Orbital characteristics
- Epoch 31 July 2016 (JD 2457600.5)
- Uncertainty parameter 0
- Observation arc: 114.11 yr (41680 d)
- Aphelion: 3.4273 AU (512.72 Gm)
- Perihelion: 2.9894 AU (447.21 Gm)
- Semi-major axis: 3.2084 AU (479.97 Gm)
- Eccentricity: 0.068232
- Orbital period (sidereal): 5.75 yr (2099.0 d)
- Mean anomaly: 213.70°
- Mean motion: 0° 10^{m} 17.436^{s} / day
- Inclination: 8.7853°
- Longitude of ascending node: 348.76°
- Argument of perihelion: 351.03°

Physical characteristics
- Dimensions: 39.90±0.79 km 49.558±0.785 km 28.85±1.47 km 35.73 km (calculated)
- Synodic rotation period: 6.7859±0.0002 h 6.784±0.001 h 6.7965±0.0028 h 6.7859 h (0.28275 d)
- Geometric albedo: 0.200±0.010 0.1255±0.0132 0.307±0.036
- Spectral type: SMASS = X · S
- Absolute magnitude (H): 9.6

= 844 Leontina =

Main-belt asteroid

844 Leontina, provisional designation 1916 AP, is a stony asteroid from the outer region of the asteroid belt, about 36 kilometers in diameter. It was discovered on 1 October 1916, by Austrian astronomer Joseph Rheden at Vienna Observatory, Austria.

== Description ==

Leontina is an X-type asteroid in the SMASS classification. It orbits the Sun at a distance of 3.0–3.4 AU once every 5 years and 9 months (2,097 days). Its orbit is tilted by 9 degrees to the plane of the ecliptic and shows an eccentricity of 0.07.
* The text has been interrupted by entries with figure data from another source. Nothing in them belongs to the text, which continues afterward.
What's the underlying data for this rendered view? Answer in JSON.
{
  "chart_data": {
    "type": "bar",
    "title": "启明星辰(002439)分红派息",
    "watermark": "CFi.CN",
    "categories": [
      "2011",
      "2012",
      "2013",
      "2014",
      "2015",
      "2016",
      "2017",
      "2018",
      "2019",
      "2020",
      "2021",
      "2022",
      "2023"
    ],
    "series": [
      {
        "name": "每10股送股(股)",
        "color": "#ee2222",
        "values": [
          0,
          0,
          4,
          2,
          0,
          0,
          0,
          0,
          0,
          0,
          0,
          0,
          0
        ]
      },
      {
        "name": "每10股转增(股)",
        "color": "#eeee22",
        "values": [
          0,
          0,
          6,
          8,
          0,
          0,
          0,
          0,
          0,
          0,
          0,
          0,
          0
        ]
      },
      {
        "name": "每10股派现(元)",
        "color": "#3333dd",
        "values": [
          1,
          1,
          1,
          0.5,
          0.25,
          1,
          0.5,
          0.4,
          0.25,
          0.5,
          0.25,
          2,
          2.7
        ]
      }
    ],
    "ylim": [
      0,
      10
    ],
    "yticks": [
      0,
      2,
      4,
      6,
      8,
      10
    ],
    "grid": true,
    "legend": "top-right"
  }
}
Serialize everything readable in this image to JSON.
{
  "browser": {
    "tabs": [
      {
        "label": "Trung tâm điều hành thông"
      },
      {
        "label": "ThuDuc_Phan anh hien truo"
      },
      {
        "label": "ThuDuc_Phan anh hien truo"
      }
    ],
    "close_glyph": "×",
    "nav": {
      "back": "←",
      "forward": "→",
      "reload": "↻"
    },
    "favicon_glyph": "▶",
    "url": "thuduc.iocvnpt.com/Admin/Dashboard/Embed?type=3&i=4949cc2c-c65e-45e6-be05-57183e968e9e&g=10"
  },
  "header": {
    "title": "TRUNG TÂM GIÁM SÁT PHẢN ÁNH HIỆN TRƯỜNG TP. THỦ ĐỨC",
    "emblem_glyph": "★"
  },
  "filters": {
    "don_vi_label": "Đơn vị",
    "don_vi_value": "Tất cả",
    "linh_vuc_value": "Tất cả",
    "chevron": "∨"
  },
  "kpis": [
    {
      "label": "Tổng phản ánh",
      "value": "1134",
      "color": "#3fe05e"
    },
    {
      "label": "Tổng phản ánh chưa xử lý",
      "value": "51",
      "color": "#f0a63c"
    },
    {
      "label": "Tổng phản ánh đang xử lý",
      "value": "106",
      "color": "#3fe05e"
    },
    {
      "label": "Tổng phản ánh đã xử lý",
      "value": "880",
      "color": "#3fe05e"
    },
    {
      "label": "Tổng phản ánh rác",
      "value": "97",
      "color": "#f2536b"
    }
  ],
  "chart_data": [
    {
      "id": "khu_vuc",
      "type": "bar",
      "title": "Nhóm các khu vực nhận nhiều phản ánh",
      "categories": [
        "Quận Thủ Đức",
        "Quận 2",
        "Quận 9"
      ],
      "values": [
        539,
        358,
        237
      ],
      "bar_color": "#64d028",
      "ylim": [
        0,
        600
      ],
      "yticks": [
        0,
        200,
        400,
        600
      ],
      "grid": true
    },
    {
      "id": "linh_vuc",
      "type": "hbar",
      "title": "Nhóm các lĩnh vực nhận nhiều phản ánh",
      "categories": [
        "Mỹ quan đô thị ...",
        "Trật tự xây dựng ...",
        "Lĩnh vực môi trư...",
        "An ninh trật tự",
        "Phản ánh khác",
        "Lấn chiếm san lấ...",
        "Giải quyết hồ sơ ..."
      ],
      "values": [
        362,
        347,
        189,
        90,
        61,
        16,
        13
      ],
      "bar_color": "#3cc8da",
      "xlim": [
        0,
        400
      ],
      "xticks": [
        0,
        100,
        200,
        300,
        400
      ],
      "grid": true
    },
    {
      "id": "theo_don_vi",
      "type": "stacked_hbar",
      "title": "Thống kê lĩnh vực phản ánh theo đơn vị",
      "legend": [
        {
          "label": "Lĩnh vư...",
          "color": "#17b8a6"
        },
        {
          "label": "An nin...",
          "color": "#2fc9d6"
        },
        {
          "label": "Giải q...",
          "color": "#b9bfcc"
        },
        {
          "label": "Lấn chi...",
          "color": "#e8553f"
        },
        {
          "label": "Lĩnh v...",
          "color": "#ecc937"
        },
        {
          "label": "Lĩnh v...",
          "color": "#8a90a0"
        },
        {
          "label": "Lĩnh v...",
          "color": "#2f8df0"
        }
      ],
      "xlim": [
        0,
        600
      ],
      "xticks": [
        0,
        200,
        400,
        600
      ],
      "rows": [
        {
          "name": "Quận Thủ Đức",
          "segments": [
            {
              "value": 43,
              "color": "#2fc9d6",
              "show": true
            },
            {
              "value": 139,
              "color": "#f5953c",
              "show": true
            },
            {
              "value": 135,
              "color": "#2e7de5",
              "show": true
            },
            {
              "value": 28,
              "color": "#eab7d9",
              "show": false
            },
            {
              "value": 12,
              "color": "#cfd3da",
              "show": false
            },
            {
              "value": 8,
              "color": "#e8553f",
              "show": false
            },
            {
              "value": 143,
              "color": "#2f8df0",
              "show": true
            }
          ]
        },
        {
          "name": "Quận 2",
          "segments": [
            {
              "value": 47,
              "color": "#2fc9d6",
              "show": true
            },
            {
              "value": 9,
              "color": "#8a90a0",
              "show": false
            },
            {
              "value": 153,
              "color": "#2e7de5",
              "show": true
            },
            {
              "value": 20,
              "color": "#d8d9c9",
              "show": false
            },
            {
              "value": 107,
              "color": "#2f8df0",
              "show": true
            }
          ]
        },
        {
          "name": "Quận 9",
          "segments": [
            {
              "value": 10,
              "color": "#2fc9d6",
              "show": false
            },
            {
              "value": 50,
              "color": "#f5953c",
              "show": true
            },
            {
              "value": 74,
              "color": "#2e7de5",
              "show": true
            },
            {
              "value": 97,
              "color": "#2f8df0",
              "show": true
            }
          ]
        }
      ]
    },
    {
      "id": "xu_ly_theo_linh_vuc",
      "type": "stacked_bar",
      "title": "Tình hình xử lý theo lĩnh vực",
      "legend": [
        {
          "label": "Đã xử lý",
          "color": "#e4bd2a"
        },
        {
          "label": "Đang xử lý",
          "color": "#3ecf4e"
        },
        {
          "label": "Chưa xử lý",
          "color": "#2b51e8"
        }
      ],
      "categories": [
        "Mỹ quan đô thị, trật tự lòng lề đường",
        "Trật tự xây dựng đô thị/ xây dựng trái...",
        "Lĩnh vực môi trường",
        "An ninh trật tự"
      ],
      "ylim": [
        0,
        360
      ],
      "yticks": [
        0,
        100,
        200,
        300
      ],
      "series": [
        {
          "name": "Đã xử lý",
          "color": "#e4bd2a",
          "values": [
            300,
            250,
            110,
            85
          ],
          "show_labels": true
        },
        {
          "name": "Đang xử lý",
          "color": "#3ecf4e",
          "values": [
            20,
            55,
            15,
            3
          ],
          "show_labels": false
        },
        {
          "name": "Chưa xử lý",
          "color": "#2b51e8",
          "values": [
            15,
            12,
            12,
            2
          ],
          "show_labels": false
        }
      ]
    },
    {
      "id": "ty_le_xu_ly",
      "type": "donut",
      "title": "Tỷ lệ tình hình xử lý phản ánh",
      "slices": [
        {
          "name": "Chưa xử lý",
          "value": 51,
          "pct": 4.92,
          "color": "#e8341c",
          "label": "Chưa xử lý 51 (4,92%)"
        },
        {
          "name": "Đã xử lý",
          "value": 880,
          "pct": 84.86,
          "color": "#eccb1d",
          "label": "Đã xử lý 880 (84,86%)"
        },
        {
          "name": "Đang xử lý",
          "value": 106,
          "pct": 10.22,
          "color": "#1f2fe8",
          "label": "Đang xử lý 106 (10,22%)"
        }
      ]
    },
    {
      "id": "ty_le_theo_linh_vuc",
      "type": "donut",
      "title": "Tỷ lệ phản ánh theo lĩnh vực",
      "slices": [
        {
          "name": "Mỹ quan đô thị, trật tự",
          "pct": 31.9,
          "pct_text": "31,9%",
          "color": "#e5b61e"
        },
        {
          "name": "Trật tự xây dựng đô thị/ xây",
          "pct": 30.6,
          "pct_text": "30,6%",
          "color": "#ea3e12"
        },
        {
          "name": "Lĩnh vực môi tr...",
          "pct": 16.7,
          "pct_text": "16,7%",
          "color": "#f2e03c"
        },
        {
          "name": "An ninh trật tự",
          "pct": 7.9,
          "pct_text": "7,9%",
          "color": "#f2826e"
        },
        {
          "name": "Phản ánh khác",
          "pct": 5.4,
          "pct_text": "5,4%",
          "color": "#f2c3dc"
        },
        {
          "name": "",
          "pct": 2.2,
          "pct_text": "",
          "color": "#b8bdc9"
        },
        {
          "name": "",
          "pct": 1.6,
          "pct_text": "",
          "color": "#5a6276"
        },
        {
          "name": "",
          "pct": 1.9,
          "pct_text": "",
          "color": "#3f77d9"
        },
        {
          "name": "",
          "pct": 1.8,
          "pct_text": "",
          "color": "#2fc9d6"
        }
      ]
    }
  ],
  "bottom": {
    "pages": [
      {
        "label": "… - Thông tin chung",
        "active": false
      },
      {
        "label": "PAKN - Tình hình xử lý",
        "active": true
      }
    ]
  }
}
Multiple lightcurve analysis rendered a well-defined, concurring rotation period of 6.79 hours. According to the surveys carried out by the Japanese Akari satellite and the U.S. Wide-field Infrared Survey Explorer with its subsequent NEOWISE mission, measurements of the body's brightness gave a divergent albedo of 0.13, 0.20 and 0.31, respectively. As a result, the asteroid's estimated diameter strongly varies between 28 and 40 kilometers. The Collaborative Asteroid Lightcurve Link (CALL) considers Akari's albedo-figure of 0.20 the most accurate one and consequently assumes the otherwise classified X-type body to be of a stony surface composition with a calculated diameter of 36 kilometers.

This minor planet was named by the discoverer for his home town Lienz in East Tyrol, Austria.